India has started accelerating de-dollarization through its non-dollar-denominated energy deals with Russia, who has since become their largest supplier over the past year, and now provides a whopping 35% of the country’s needs, which is also the world’s third-largest oil importer and fifth-largest economy. Their new energy ties, and particularly the growing de-dollarization dimension of their deals, are thus globally important.

They are not driven by any anti-American animus on their part since everything is purely motivated by the pursuit of their country’s objective national interests. Delhi had no choice but to gradually diversify away from dollar-denominated energy deals with Moscow due to Washington’s illegal sanctions. Its multipolar leadership wasn’t going to let the world’s most populous country slip into an economic crisis just to please the US by eschewing the import of discounted oil from Russia.

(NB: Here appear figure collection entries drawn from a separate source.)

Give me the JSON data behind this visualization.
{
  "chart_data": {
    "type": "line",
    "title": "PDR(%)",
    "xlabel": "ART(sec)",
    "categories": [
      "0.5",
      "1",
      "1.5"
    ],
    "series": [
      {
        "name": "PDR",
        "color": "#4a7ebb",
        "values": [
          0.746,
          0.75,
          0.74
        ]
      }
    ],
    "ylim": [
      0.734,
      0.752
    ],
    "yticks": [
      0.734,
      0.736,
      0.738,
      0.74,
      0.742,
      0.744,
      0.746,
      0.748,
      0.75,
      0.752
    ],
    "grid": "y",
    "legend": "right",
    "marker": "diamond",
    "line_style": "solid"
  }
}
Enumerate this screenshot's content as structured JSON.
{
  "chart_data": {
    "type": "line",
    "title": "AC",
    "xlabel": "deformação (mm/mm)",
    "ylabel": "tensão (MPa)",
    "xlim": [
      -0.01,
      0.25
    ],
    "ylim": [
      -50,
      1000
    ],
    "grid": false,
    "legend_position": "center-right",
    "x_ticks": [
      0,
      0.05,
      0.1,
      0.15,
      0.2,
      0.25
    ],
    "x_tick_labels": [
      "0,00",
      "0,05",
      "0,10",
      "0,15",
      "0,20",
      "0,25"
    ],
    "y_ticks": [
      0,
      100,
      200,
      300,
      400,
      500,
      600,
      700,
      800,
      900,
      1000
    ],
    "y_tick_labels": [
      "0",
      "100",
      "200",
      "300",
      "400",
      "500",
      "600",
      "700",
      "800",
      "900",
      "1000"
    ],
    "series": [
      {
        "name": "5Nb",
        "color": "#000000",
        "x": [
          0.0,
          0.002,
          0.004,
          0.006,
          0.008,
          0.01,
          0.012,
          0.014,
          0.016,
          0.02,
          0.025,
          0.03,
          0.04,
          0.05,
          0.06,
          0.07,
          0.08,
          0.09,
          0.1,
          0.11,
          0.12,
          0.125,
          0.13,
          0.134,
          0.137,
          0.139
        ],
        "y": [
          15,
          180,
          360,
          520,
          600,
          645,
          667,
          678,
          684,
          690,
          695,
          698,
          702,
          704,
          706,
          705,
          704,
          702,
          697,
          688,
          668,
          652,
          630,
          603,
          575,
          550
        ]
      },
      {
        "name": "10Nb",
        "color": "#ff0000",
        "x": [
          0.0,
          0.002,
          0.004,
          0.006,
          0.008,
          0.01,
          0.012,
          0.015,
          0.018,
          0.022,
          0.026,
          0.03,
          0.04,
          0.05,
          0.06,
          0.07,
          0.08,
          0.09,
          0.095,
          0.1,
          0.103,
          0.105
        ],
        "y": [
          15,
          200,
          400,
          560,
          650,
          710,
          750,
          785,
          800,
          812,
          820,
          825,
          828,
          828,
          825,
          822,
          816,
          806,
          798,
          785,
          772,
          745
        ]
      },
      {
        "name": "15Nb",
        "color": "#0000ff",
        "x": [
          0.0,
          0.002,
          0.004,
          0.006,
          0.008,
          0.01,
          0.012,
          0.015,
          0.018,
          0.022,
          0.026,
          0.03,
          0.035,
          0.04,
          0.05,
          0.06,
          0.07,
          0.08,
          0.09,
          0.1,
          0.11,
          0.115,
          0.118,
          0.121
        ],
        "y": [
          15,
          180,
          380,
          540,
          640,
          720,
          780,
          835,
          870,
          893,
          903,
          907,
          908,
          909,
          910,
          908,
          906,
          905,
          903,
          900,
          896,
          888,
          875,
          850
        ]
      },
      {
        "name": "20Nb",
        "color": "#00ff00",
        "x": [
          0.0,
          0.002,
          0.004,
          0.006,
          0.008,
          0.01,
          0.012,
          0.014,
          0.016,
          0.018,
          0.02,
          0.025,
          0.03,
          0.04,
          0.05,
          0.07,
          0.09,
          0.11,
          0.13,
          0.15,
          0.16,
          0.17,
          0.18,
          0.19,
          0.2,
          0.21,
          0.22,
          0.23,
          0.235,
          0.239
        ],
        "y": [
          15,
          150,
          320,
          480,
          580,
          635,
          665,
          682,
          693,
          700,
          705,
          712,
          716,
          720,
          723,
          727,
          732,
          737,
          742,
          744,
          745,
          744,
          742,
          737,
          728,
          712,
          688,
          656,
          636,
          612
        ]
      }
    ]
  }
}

By defying American pressure upon it to unilaterally concede on those aforementioned objective national interests, India’s economy ended up growing at twice the pace of China’s, which contributed to catapulting that country to the forefront of the global systemic transition to multipolarity. Amidst the impending trifurcation of International Relations, India is now poised to de facto lead the Global South in helping fellow developing countries balance between the Golden Billion and the Sino-Russo Entente.

Had India complied with the US’ illegal sanctions, then the New York Times wouldn’t have recently admitted that those restrictions failed just like the West’s efforts to “isolate” Russia did as well. It was largely due to the South Asian Great Power’s truly independent grand strategy that this latest phase of the New Cold War didn’t decisively end in the Golden Billion’s victory over Russia and the restoration of unipolarity, which would have been detrimental to India and every other developing country’s interests.